Lunch (during the end of which the 2010 tour staff met) and another workshop session. This time we got basis on atarigane, chappa and, for those who wanted, fue. I saw some of the Shidara apprentices scribbling notes during this, and learned later, as I suspected, that they don't get that kind of instruction normally, so were taking advantage of the opportunity to hear many techniques explained for the sake of the residency participants that they might otherwise never hear all at
once.

Then next session was kind of a revelation to the other participants, though I kind of knew what to expect from watching one of their rehearsals back in 2003 after the concert in Sacramento. We were allowed to observe an actual Shidara rehearsal. They played what we all thought was a totally ass-kicking Hono Kuni. Then Chabo-san critiqued them, and it seemed, as one residency member put it later, severe. But that's how it is. That's why they are so excellent That's how each member gets to
that place where they can conjure up all of their ability and give it to the world. It was something anyone who thinks they want to play taiko seriously should witness. Megan said later, on a scale of light to severe, this was just a normal practice. I think it gave all of the residency participants something to think about.
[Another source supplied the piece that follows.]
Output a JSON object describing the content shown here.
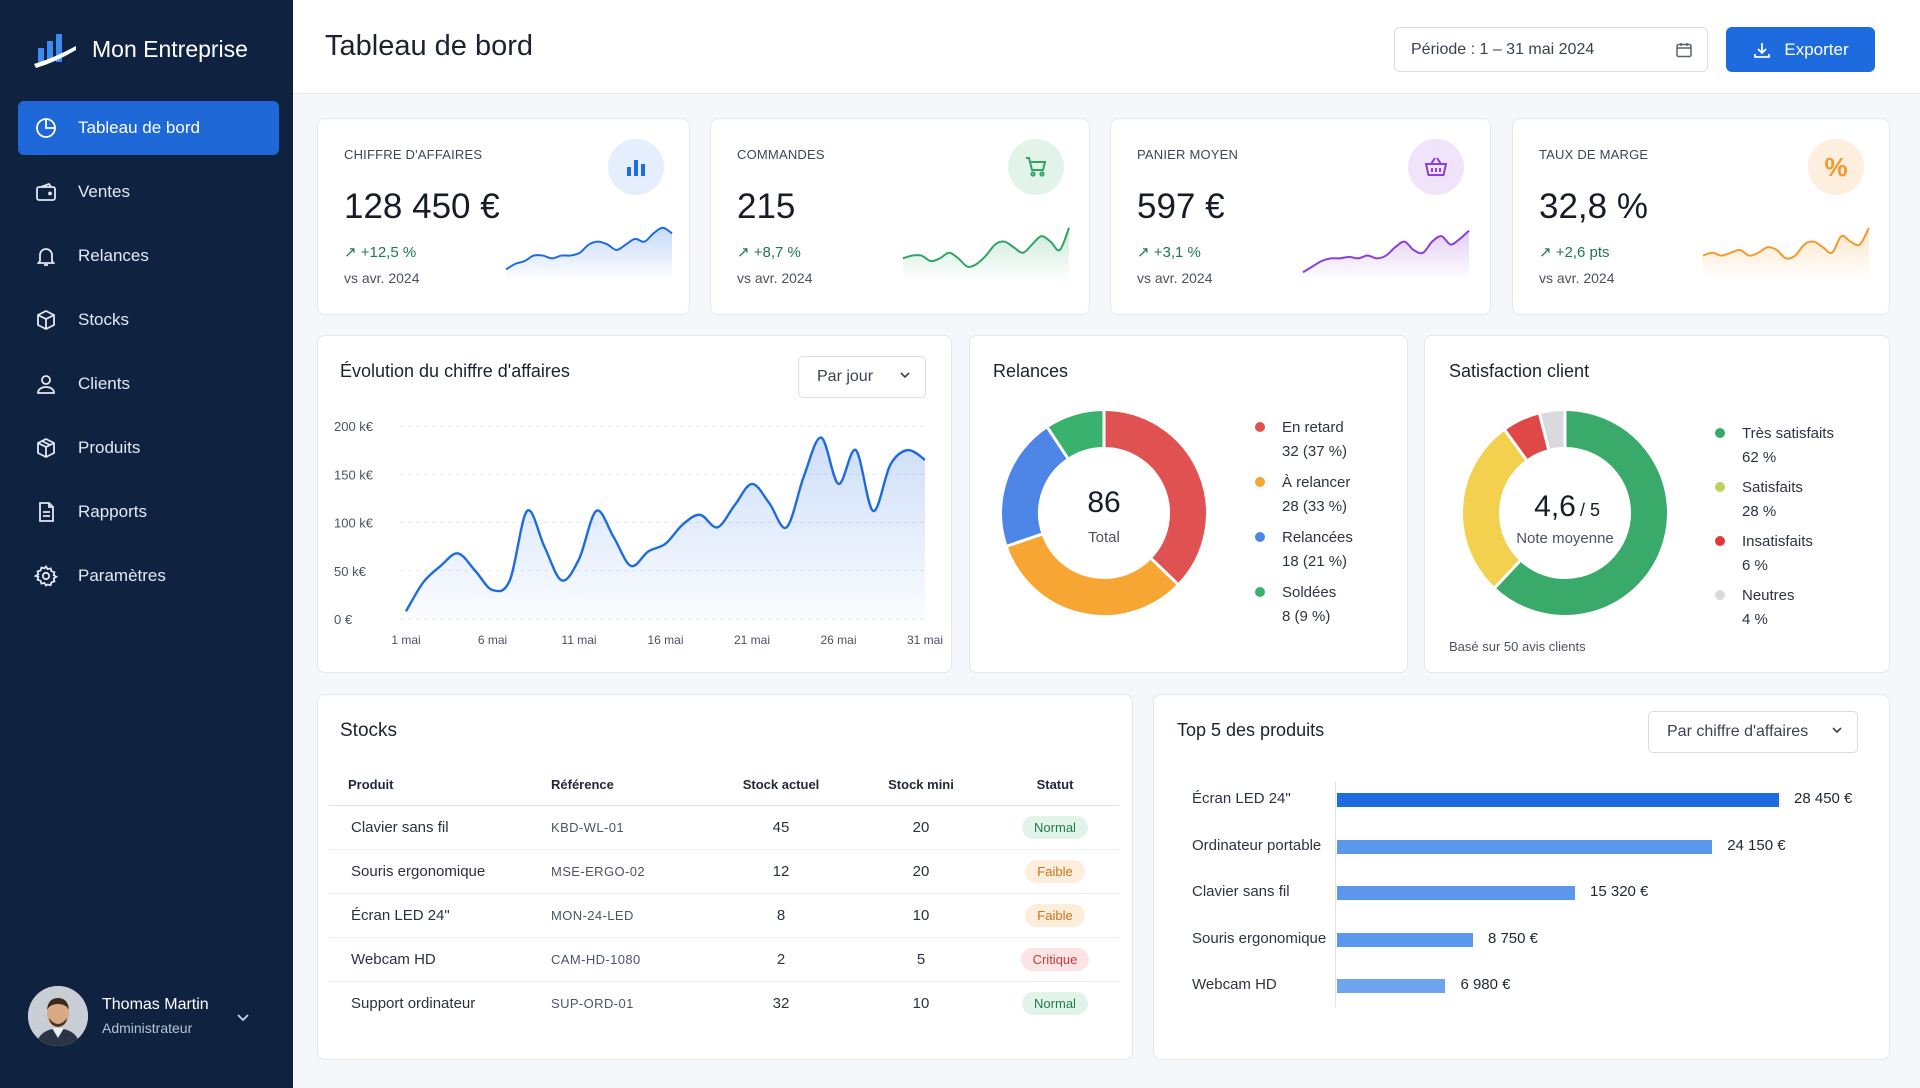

It's too late now, and all my bunkies (14 other women) are trying to sleep in this room with me clacking on my computer. So, I won't go into tonight's onsen (bathhouse) visit, or dinner, my private shamisen lesson with Tago-san! and the 9pm nightly residency participant meeting. I know it's a long day when what I've done is too much to write about. And I know it's special enough to steal a few precious
hours of sleep to post something at all, so folks who are not here can read about it. oyasuminasai!